For all its popularity, its plain common sense, and its decades of success in the classroom, it is surprising the extent to which the book gets up the noses of some academics and critics. Funny thing is, in their own writing, particularly in those portions of it that work best, those same critics faithfully observe the main tenets of the Strunk and White doctrine even while cursing it.

"The Elements of Style" is not perfect. It's a bit of a hodgepodge, and some sections have aged more gracefully than others. But it offers clear advice for dealing with writing's most important and fundamental challenges, and it has helped many writers to think and write more effectively.

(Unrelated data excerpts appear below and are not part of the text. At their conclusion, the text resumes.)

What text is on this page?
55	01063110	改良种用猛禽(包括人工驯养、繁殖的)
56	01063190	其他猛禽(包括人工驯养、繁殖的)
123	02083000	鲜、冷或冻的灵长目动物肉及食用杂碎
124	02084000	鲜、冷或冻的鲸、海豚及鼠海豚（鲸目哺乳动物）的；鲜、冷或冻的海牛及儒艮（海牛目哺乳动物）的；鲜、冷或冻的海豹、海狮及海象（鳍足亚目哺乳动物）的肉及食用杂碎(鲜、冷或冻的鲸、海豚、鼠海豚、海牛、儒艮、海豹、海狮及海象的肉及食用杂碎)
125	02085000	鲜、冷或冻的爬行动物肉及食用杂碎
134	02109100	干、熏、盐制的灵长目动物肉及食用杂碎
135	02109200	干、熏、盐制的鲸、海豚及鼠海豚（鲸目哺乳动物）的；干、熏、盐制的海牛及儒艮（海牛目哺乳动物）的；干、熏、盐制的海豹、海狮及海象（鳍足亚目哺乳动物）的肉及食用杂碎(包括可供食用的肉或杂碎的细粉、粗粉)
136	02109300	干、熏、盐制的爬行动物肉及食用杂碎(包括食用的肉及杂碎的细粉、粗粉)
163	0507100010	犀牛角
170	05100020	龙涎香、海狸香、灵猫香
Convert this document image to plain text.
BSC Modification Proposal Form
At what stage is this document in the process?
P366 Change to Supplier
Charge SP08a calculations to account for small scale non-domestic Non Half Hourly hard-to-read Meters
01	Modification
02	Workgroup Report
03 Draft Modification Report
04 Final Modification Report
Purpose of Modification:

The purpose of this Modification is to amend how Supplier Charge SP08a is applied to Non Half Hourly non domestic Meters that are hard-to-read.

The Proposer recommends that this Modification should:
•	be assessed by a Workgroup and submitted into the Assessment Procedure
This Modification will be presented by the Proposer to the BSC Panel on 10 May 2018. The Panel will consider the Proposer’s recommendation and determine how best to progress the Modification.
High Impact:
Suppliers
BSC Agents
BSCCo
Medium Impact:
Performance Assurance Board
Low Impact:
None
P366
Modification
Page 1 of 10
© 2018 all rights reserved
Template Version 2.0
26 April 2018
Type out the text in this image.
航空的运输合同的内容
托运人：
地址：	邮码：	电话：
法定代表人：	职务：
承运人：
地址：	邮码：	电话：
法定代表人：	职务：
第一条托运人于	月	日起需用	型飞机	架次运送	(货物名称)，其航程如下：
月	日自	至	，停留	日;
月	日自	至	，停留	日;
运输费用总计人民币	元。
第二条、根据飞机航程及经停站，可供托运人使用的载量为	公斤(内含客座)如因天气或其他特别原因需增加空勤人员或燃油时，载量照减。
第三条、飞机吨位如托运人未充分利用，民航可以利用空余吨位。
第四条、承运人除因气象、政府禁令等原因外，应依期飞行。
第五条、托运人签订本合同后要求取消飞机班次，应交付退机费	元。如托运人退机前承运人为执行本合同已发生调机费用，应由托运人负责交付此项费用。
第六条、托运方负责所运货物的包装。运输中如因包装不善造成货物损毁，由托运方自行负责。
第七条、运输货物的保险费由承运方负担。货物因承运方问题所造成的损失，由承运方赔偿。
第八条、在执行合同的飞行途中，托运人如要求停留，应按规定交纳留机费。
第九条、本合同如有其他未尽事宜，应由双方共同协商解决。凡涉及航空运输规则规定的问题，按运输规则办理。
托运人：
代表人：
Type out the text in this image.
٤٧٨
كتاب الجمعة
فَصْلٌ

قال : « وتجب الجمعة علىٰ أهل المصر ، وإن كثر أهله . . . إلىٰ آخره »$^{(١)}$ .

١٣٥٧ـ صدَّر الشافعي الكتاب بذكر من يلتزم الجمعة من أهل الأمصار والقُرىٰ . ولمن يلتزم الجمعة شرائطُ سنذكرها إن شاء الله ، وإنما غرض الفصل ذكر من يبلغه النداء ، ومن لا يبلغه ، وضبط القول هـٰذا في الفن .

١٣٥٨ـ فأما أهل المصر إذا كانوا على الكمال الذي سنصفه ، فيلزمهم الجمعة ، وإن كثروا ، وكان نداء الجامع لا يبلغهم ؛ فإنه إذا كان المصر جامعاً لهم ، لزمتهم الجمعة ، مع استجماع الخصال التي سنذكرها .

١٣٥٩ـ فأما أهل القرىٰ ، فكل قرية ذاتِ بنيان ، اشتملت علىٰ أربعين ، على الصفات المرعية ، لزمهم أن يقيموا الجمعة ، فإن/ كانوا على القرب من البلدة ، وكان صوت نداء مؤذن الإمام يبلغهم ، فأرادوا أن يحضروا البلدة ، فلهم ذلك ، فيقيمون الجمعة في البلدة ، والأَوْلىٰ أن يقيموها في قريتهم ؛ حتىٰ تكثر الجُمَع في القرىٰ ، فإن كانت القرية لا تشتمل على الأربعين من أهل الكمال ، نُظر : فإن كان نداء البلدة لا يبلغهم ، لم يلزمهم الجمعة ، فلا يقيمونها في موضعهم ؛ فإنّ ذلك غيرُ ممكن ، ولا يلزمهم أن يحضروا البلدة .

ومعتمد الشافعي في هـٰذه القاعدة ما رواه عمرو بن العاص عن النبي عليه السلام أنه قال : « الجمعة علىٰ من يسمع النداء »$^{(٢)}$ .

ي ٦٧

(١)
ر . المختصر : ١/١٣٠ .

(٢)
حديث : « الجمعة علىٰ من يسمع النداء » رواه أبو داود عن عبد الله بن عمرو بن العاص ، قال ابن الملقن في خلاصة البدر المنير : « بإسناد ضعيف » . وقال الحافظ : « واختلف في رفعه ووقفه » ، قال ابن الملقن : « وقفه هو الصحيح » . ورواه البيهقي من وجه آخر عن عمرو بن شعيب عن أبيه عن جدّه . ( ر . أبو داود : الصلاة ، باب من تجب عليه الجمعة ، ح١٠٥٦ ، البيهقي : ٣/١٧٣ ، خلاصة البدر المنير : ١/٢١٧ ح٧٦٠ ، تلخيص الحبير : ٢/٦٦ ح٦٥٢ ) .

Those attributes alone might have been enough to fuel the book's 50-year run, but believers have always felt there is something more here, an extra dimension that has likely been a fundamental source of the book's long success. As practical as it is for helping writers over common hurdles, "The Elements of Style" also embodies a worldview that, for some, is as appealing as anything either author ever managed to get down on paper.

"Elements" is a credo. It is also a book of promises-the promise that creative freedom is enabled, not hindered, by putting your faith in a few helpful rules; the promise that careful, clear thinking and writing can occasionally touch truth; the promise of depth in simplicity and beauty in plainness; and the promise that by turning away from artifice and ornamentation you will find your true voice.